During the early days of the pandemic, the state took steps to expand the program using additional federal funding.

Wisconsin expanded coverage to enroll more people and expanded services for those already enrolled.

For example: 
Children could remain on BadgerCare until the age of 26 instead of the usual 19. People already enrolled in BadgerCare could remain on the program for a longer period.Wisconsin waived the usual three-month waiting period for new enrollees and simplified the renewal process. 
What this means for employers
As workers became eligible for these federally funded programs, they waived employer-sponsored coverage.

However, the federal funding that made the expansion possible will be phased out starting April 1.

As it does, those losing coverage will experience a qualifying event, meaning if they are covered by an employer-sponsored health plan, they will have a special enrollment opportunity to sign up outside of the normal enrollment period.

This could increase premiums by up to $10,000 in employer costs for each employee who joins or returns to employer-sponsored plans.

Many employers may be caught flat-footed with unanticipated health insurance costs.

However, steps can be taken to defray these costs.

Employer preparation steps
Employers should first evaluate their company’s situation – do a cost/risk analysis with data from their most recent open enrollment to determine how many of their employees waive coverage and are covered by state programs.

As a point of reference, the typical employer with a high concentration of hourly workers saw on average 3-5% of their employees waive group health insurance as they were covered by the expanded Medicaid program.

It is important to complete these assessments now, as this enrollment change could occur as early as April 1.

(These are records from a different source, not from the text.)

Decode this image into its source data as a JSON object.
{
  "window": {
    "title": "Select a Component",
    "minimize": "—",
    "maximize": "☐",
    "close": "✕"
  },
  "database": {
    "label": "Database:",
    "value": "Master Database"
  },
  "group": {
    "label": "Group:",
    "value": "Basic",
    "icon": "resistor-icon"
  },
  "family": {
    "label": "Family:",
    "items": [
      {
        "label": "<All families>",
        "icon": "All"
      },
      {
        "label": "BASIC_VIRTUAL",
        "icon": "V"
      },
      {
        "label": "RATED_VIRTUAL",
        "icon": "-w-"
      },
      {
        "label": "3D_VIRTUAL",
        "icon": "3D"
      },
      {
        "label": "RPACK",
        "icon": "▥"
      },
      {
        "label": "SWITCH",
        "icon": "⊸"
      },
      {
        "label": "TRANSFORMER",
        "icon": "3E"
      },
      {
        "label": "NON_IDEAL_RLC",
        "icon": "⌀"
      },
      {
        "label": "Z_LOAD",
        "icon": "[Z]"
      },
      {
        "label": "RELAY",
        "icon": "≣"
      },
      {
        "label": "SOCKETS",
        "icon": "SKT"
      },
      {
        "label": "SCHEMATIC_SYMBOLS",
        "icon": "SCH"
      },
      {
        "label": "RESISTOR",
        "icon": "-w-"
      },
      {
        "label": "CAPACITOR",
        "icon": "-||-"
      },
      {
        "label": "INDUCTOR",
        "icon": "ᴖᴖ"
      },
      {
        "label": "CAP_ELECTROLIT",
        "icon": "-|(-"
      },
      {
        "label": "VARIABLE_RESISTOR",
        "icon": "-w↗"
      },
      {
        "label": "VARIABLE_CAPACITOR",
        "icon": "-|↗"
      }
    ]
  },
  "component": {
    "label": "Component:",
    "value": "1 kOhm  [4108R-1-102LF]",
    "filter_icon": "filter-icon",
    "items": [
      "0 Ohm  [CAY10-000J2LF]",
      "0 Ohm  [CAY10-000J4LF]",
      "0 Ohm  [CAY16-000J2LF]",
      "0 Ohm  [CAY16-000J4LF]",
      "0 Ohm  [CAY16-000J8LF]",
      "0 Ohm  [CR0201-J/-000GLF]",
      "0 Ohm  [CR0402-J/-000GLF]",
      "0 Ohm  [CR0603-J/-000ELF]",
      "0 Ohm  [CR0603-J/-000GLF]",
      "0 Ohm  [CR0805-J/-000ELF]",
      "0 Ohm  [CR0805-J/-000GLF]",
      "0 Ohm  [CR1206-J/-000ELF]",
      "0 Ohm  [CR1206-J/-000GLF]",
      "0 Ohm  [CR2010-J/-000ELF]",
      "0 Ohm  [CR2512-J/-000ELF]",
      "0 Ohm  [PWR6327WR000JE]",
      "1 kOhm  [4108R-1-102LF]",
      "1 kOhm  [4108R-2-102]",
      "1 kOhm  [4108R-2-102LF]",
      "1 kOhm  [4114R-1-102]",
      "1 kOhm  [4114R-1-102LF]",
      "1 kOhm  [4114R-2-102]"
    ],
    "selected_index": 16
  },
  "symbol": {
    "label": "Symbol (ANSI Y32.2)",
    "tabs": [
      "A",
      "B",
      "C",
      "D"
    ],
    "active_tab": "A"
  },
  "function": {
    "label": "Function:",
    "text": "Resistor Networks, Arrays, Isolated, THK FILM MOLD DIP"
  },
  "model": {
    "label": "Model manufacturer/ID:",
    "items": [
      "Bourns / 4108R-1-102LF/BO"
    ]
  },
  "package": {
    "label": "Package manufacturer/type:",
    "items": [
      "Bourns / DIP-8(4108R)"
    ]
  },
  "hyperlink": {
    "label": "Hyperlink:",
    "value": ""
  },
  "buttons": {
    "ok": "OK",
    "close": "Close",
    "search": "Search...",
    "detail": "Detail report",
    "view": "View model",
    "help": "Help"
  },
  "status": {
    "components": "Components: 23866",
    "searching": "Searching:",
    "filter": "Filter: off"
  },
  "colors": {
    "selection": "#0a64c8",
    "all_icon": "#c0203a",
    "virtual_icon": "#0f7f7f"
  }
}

Next, employers should determine the financial impact by calculating the cost of adding those employees to the most affordable health insurance option.

Communication with employees is crucial so they know about upcoming coverage changes and are informed of employer-sponsored alternatives. 

Finally, employers should stay current on the latest news and regulations regarding this change to ensure they comply with any new rules and provide the best coverage possible to their employees.

The new year kicked off with record-high group health insurance renewals.

Now, employers face a potential mid-year fiscal tsunami when employees covered by BadgerCare join their group health plans.
By preparing for the end of extended BadgerCare now, you and your company can better address the needs of your employees and business this April and beyond.

Thom Mangan is a vice president of employee benefits consultant at Johnson Financial Group.